Dass im See Rutschkörper zu finden sind, die mit diesen historischen Aufzeichnungen zusammenpassen, hat man zwar schon 1987 erkannt. "Meine Forschung trägt dazu bei, solche Elemetarereignisse in ihren geologischen Auswirkungen noch genauer zu rekonstruieren", erklärt Schnellmann.

Nachweis weiterer Beben

Mit Hilfe des ETH-Forschungsschiffs "Thetys" hat Schnellmann mit Schallwellen ein dichtes Netz von seismischen Linien über den See gelegt und die verschiedenen Sedimentschichten sichtbar gemacht. Entstanden ist so eine eigentliche Karte der Seerutschungen bis weit in prähistorische Zeiten. Für die nähere Datierung mittels der radiometrischen C-14-Methode wurden dem Seegrund gut zehn Meter lange Sedimentkerne entnommen.
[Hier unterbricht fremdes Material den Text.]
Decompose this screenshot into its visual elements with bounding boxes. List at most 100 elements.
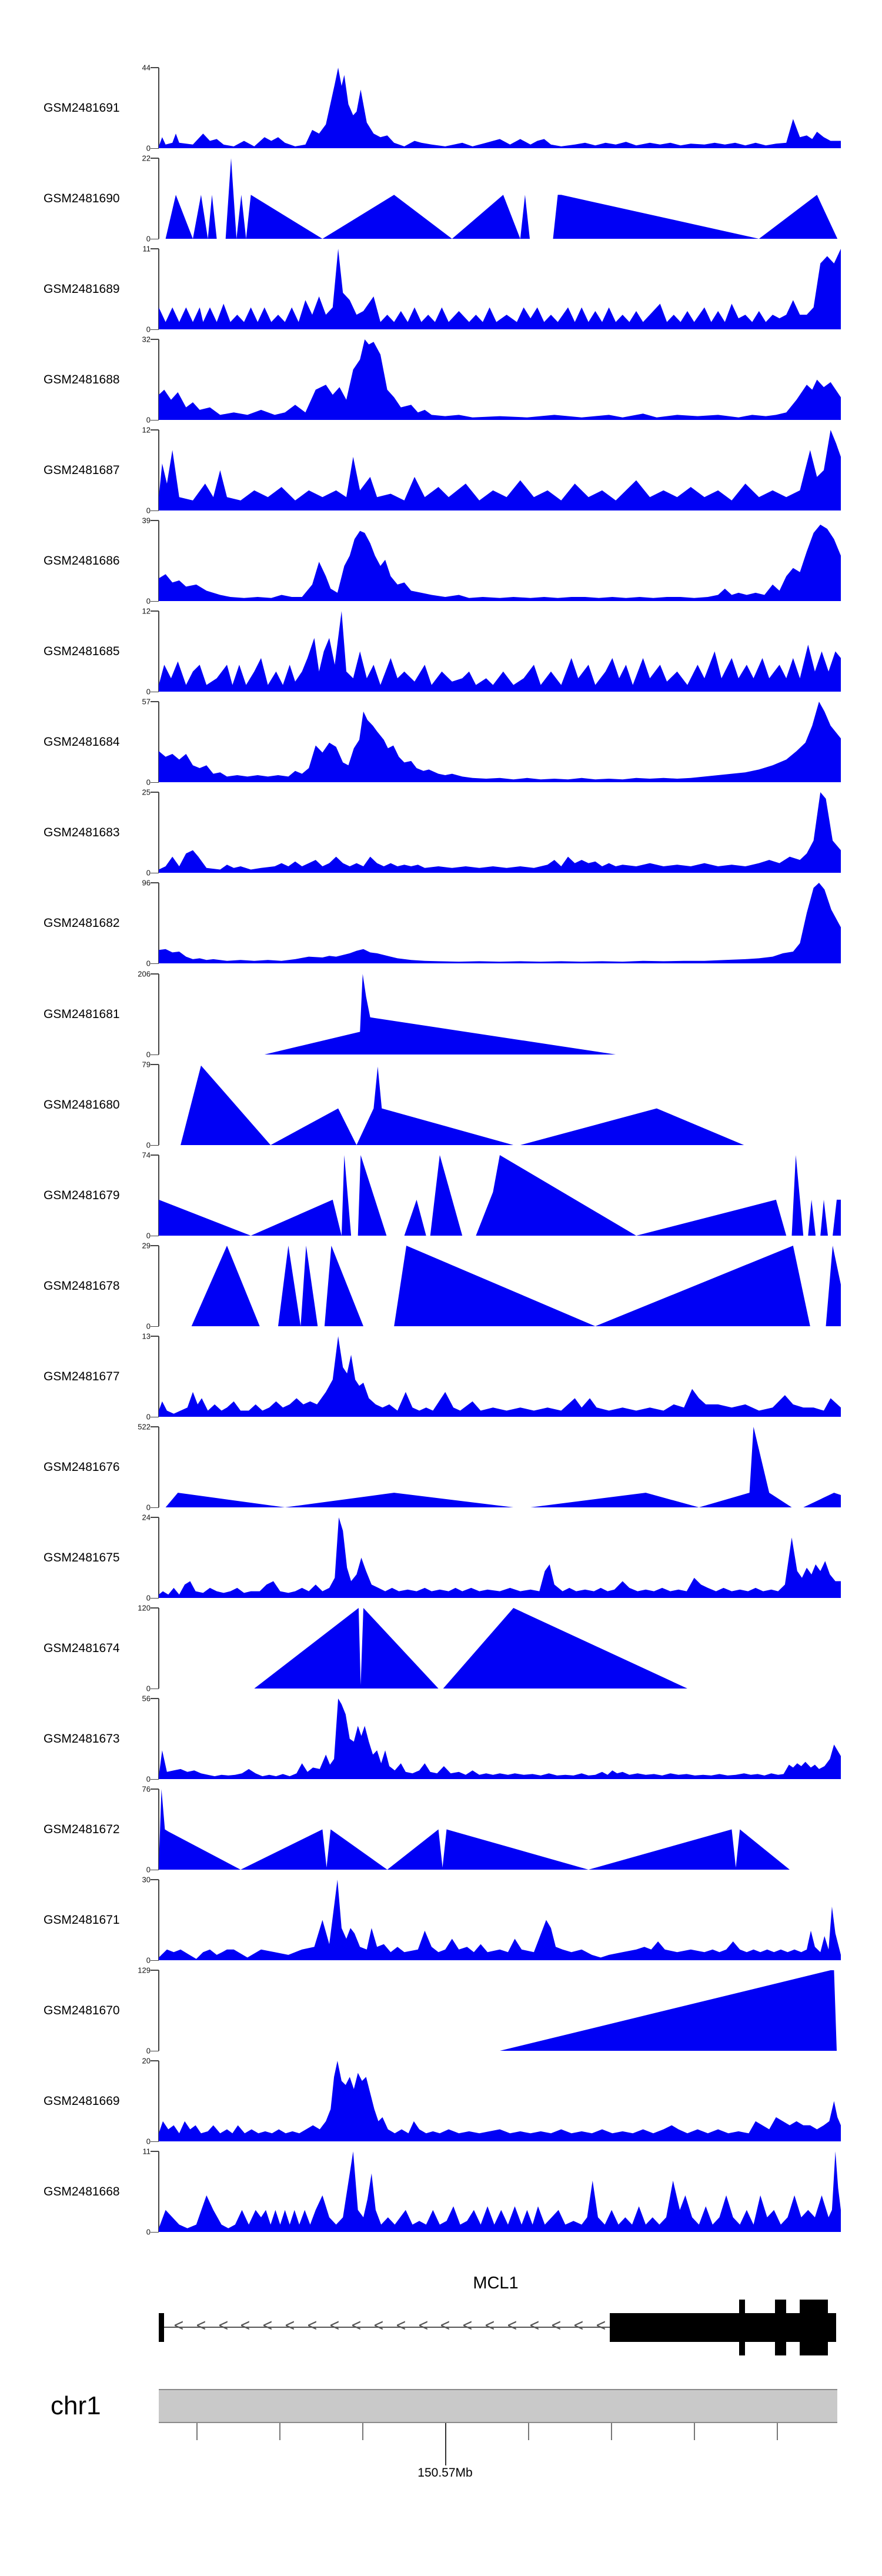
y-axis-zero-tick <box>151 148 159 149</box>
signal-area <box>159 1336 841 1417</box>
y-axis-zero-tick <box>151 691 159 692</box>
track-row-GSM2481684: GSM2481684 57 0 <box>0 698 882 787</box>
left-strand-arrow-icon: < <box>373 2316 385 2335</box>
track-row-GSM2481672: GSM2481672 76 0 <box>0 1785 882 1874</box>
y-axis-max-label: 44 <box>142 63 151 72</box>
left-strand-arrow-icon: < <box>529 2316 540 2335</box>
y-axis-zero-tick <box>151 1326 159 1327</box>
y-axis-line <box>158 520 159 601</box>
y-axis-line <box>158 702 159 782</box>
signal-area <box>159 1246 841 1326</box>
signal-area <box>159 792 841 873</box>
track-row-GSM2481681: GSM2481681 206 0 <box>0 970 882 1059</box>
coordinate-tick <box>611 2423 612 2440</box>
y-axis-top-tick <box>151 339 159 340</box>
y-axis-top-tick <box>151 1245 159 1246</box>
y-axis-zero-tick <box>151 510 159 511</box>
track-label: GSM2481681 <box>44 1007 120 1021</box>
gene-intron-line <box>164 2327 610 2328</box>
signal-area <box>159 1065 841 1145</box>
y-axis-max-label: 25 <box>142 788 151 797</box>
y-axis-zero-label: 0 <box>146 1503 151 1512</box>
y-axis-zero-label: 0 <box>146 2227 151 2237</box>
track-label: GSM2481687 <box>44 463 120 477</box>
y-axis-zero-tick <box>151 329 159 330</box>
signal-area <box>159 1789 841 1870</box>
y-axis-max-label: 56 <box>142 1694 151 1703</box>
y-axis-zero-label: 0 <box>146 1231 151 1240</box>
track-label: GSM2481672 <box>44 1822 120 1836</box>
signal-area <box>159 1699 841 1779</box>
signal-area <box>159 1880 841 1960</box>
y-axis-top-tick <box>151 973 159 975</box>
track-row-GSM2481686: GSM2481686 39 0 <box>0 516 882 606</box>
y-axis-max-label: 29 <box>142 1241 151 1250</box>
y-axis-zero-label: 0 <box>146 1593 151 1603</box>
y-axis-line <box>158 1608 159 1689</box>
track-label: GSM2481684 <box>44 735 120 749</box>
left-strand-arrow-icon: < <box>462 2316 473 2335</box>
left-strand-arrow-icon: < <box>595 2316 607 2335</box>
y-axis-top-tick <box>151 158 159 159</box>
y-axis-top-tick <box>151 1517 159 1518</box>
y-axis-top-tick <box>151 2151 159 2152</box>
left-strand-arrow-icon: < <box>350 2316 362 2335</box>
y-axis-max-label: 11 <box>142 244 151 253</box>
gene-start-exon <box>159 2313 164 2342</box>
track-row-GSM2481671: GSM2481671 30 0 <box>0 1876 882 1965</box>
gene-cds-exon <box>739 2300 745 2355</box>
left-strand-arrow-icon: < <box>218 2316 229 2335</box>
track-row-GSM2481675: GSM2481675 24 0 <box>0 1513 882 1603</box>
y-axis-max-label: 129 <box>138 1966 151 1975</box>
y-axis-zero-label: 0 <box>146 234 151 243</box>
y-axis-zero-label: 0 <box>146 1412 151 1422</box>
y-axis-zero-label: 0 <box>146 1774 151 1784</box>
gene-name-label: MCL1 <box>473 2274 519 2293</box>
coordinate-tick <box>279 2423 280 2440</box>
y-axis-zero-label: 0 <box>146 506 151 515</box>
track-label: GSM2481691 <box>44 101 120 115</box>
y-axis-zero-label: 0 <box>146 1684 151 1693</box>
coordinate-tick <box>362 2423 363 2440</box>
left-strand-arrow-icon: < <box>306 2316 318 2335</box>
signal-area <box>159 158 841 239</box>
y-axis-zero-label: 0 <box>146 959 151 968</box>
y-axis-zero-label: 0 <box>146 687 151 696</box>
track-row-GSM2481668: GSM2481668 11 0 <box>0 2147 882 2237</box>
y-axis-line <box>158 339 159 420</box>
y-axis-max-label: 24 <box>142 1513 151 1522</box>
track-label: GSM2481676 <box>44 1460 120 1474</box>
y-axis-zero-tick <box>151 1054 159 1055</box>
y-axis-top-tick <box>151 67 159 68</box>
y-axis-zero-label: 0 <box>146 325 151 334</box>
y-axis-top-tick <box>151 1788 159 1790</box>
y-axis-line <box>158 1336 159 1417</box>
y-axis-zero-tick <box>151 2141 159 2142</box>
signal-area <box>159 702 841 782</box>
track-row-GSM2481685: GSM2481685 12 0 <box>0 607 882 696</box>
track-label: GSM2481679 <box>44 1188 120 1202</box>
y-axis-zero-tick <box>151 872 159 873</box>
left-strand-arrow-icon: < <box>417 2316 429 2335</box>
y-axis-line <box>158 249 159 329</box>
y-axis-line <box>158 1517 159 1598</box>
track-label: GSM2481680 <box>44 1097 120 1112</box>
y-axis-zero-label: 0 <box>146 1956 151 1965</box>
track-label: GSM2481689 <box>44 282 120 296</box>
left-strand-arrow-icon: < <box>506 2316 518 2335</box>
signal-area <box>159 2151 841 2232</box>
y-axis-line <box>158 792 159 873</box>
left-strand-arrow-icon: < <box>262 2316 273 2335</box>
y-axis-zero-label: 0 <box>146 1865 151 1874</box>
left-strand-arrow-icon: < <box>173 2316 185 2335</box>
track-label: GSM2481673 <box>44 1731 120 1746</box>
track-row-GSM2481677: GSM2481677 13 0 <box>0 1332 882 1422</box>
y-axis-max-label: 30 <box>142 1875 151 1884</box>
y-axis-zero-tick <box>151 238 159 239</box>
track-label: GSM2481668 <box>44 2184 120 2198</box>
signal-area <box>159 339 841 420</box>
y-axis-max-label: 74 <box>142 1150 151 1160</box>
y-axis-top-tick <box>151 520 159 521</box>
signal-area <box>159 249 841 329</box>
y-axis-max-label: 22 <box>142 154 151 163</box>
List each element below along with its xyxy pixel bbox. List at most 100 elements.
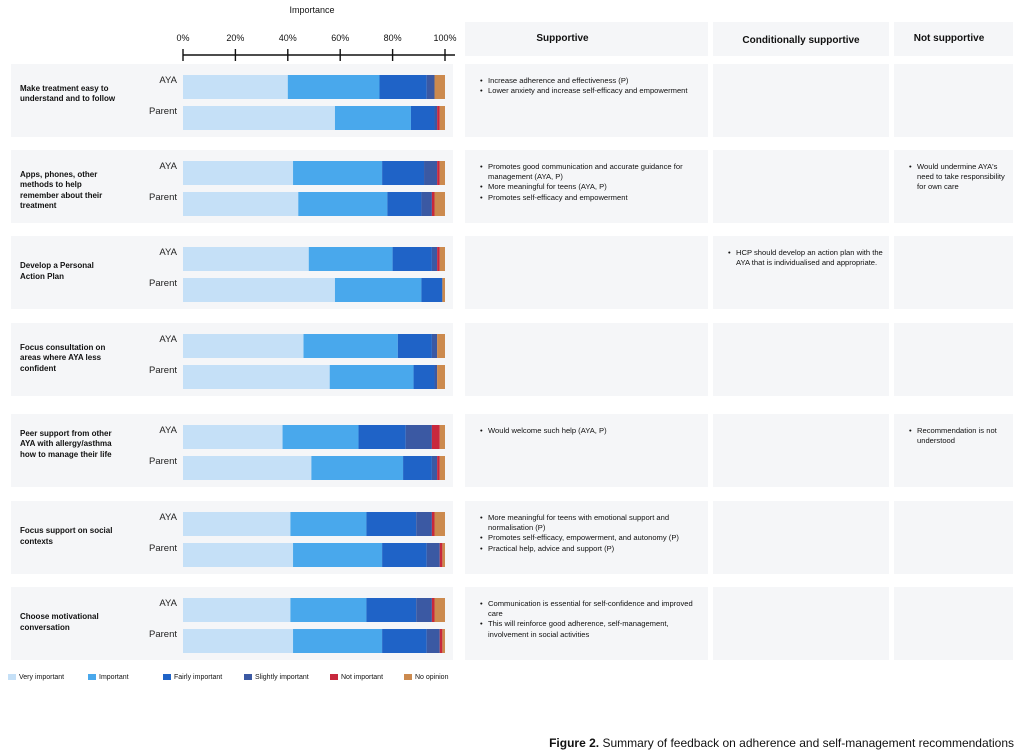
supportive-comments: Communication is essential for self-conf…: [479, 599, 707, 640]
comment-item: More meaningful for teens with emotional…: [480, 513, 707, 533]
bar-group-label: Parent: [149, 629, 177, 640]
row-1-not_supportive-box: [894, 64, 1013, 137]
bar-segment-fairly-important: [358, 425, 406, 449]
legend-label: Not important: [341, 674, 384, 681]
x-tick-label: 100%: [433, 33, 456, 43]
figure-caption: Figure 2. Summary of feedback on adheren…: [549, 736, 1014, 750]
bar-segment-fairly-important: [403, 456, 432, 480]
bar-segment-very-important: [183, 161, 294, 185]
bar-segment-not-important: [437, 161, 440, 185]
row-1-conditional-box: [713, 64, 889, 137]
bar-segment-very-important: [183, 247, 309, 271]
bar-segment-fairly-important: [392, 247, 432, 271]
legend-swatch: [404, 674, 412, 681]
x-tick-label: 40%: [279, 33, 297, 43]
bar-segment-no-opinion: [439, 161, 445, 185]
bar-segment-important: [282, 425, 359, 449]
bar-segment-very-important: [183, 334, 304, 358]
comment-item: Promotes self-efficacy, empowerment, and…: [480, 533, 707, 543]
legend-item: Not important: [330, 674, 383, 681]
row-3-not_supportive-box: [894, 236, 1013, 309]
bar-segment-important: [287, 75, 380, 99]
bar-segment-slightly-important: [431, 456, 438, 480]
row-4-conditional-box: [713, 323, 889, 396]
comment-item: Communication is essential for self-conf…: [480, 599, 707, 619]
bar-segment-not-important: [437, 247, 440, 271]
recommendation-label: Focus consultation on areas where AYA le…: [20, 342, 106, 373]
supportive-comments: Would welcome such help (AYA, P): [479, 426, 707, 436]
x-tick-label: 60%: [331, 33, 349, 43]
row-5-conditional-box: [713, 414, 889, 487]
row-6-not_supportive-box: [894, 501, 1013, 574]
bar-segment-important: [293, 543, 383, 567]
caption-label: Figure 2.: [549, 736, 600, 750]
bar-segment-fairly-important: [366, 598, 417, 622]
legend-item: Important: [88, 674, 129, 681]
row-4-supportive-box: [465, 323, 708, 396]
bar-segment-very-important: [183, 365, 330, 389]
bar-segment-no-opinion: [437, 334, 445, 358]
supportive-comments: More meaningful for teens with emotional…: [479, 513, 707, 554]
header-supportive: Supportive: [536, 33, 589, 44]
bar-segment-slightly-important: [426, 75, 435, 99]
bar-group-label: AYA: [159, 75, 177, 86]
bar-segment-important: [293, 629, 383, 653]
recommendation-label: Peer support from other AYA with allergy…: [20, 428, 112, 459]
bar-group-label: AYA: [159, 598, 177, 609]
legend-label: Slightly important: [255, 674, 309, 681]
bar-segment-no-opinion: [434, 598, 445, 622]
caption-text: Summary of feedback on adherence and sel…: [602, 736, 1014, 750]
comment-item: Practical help, advice and support (P): [480, 544, 707, 554]
legend-item: Slightly important: [244, 674, 309, 681]
bar-segment-no-opinion: [434, 75, 445, 99]
bar-segment-not-important: [439, 543, 443, 567]
importance-chart: 0% 20% 40% 60% 80% 100% AYA Parent AYA Parent AYA P…: [149, 33, 457, 653]
axis-title: Importance: [289, 5, 335, 15]
bar-segment-important: [298, 192, 388, 216]
bar-segment-fairly-important: [387, 192, 422, 216]
bar-segment-no-opinion: [439, 247, 445, 271]
bar-segment-slightly-important: [405, 425, 432, 449]
legend-label: No opinion: [415, 674, 449, 681]
bar-group-label: AYA: [159, 161, 177, 172]
bar-segment-very-important: [183, 629, 294, 653]
legend-swatch: [244, 674, 252, 681]
bar-segment-slightly-important: [416, 598, 432, 622]
comment-item: This will reinforce good adherence, self…: [480, 619, 707, 639]
comment-item: Promotes self-efficacy and empowerment: [480, 193, 707, 203]
header-not-supportive: Not supportive: [913, 33, 985, 44]
header-conditional: Conditionally supportive: [742, 35, 860, 46]
bar-segment-no-opinion: [434, 512, 445, 536]
legend-swatch: [8, 674, 16, 681]
bar-segment-very-important: [183, 278, 335, 302]
bar-segment-important: [308, 247, 393, 271]
row-7-conditional-box: [713, 587, 889, 660]
x-tick-label: 20%: [226, 33, 244, 43]
legend-item: Fairly important: [163, 674, 222, 681]
bar-segment-important: [303, 334, 398, 358]
header-not-supportive-box: [894, 22, 1013, 56]
bar-segment-very-important: [183, 598, 291, 622]
x-tick-label: 80%: [384, 33, 402, 43]
bar-segment-not-important: [431, 192, 435, 216]
legend-label: Fairly important: [174, 674, 223, 681]
legend-swatch: [163, 674, 171, 681]
bar-group-label: Parent: [149, 365, 177, 376]
not-supportive-comments: Recommendation is not understood: [908, 426, 1012, 446]
bar-segment-important: [329, 365, 414, 389]
legend-item: No opinion: [404, 674, 448, 681]
row-7-not_supportive-box: [894, 587, 1013, 660]
header-supportive-box: [465, 22, 708, 56]
legend-label: Important: [99, 674, 129, 681]
bar-segment-not-important: [431, 512, 435, 536]
bar-segment-fairly-important: [382, 161, 425, 185]
bar-segment-very-important: [183, 425, 283, 449]
bar-segment-fairly-important: [366, 512, 417, 536]
bar-segment-important: [290, 598, 367, 622]
bar-segment-slightly-important: [424, 161, 438, 185]
x-tick-label: 0%: [176, 33, 189, 43]
bar-segment-important: [293, 161, 383, 185]
recommendation-label: Focus support on social contexts: [20, 526, 113, 546]
bar-segment-slightly-important: [426, 543, 440, 567]
bar-segment-fairly-important: [421, 278, 443, 302]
Die aufgeschnittenen Bohrkerne lagern in Plastikfolie verpackt in einem Kühlraum des Geologischen Instituts, wo sie möglichst lange vor dem Austrocknen bewahrt werden sollen. Auch ein ungeschultes Auge erkennt beim Blick auf einen solchen Kern ein breites Schlammpaket, das sich deutlich von den schmalen, farblich abgestuften Sedimentebenen abhebt. "Dies ist das Material, das beim Beben von 1601 abgerutscht ist", sagt der ETH-Geologe. Doch längst nicht jede Rutschung wird von einem Erdbeben ausgelöst: So weiss man, dass 1687 das Muotadelta durch die grosse Zufuhr von Geschiebe spontan zusammenbrach und ebenfalls eine Flutwelle auslöste. In Brunnen und dem gegenüber liegenden Treib wurden damals erhebliche Schäden angerichtet.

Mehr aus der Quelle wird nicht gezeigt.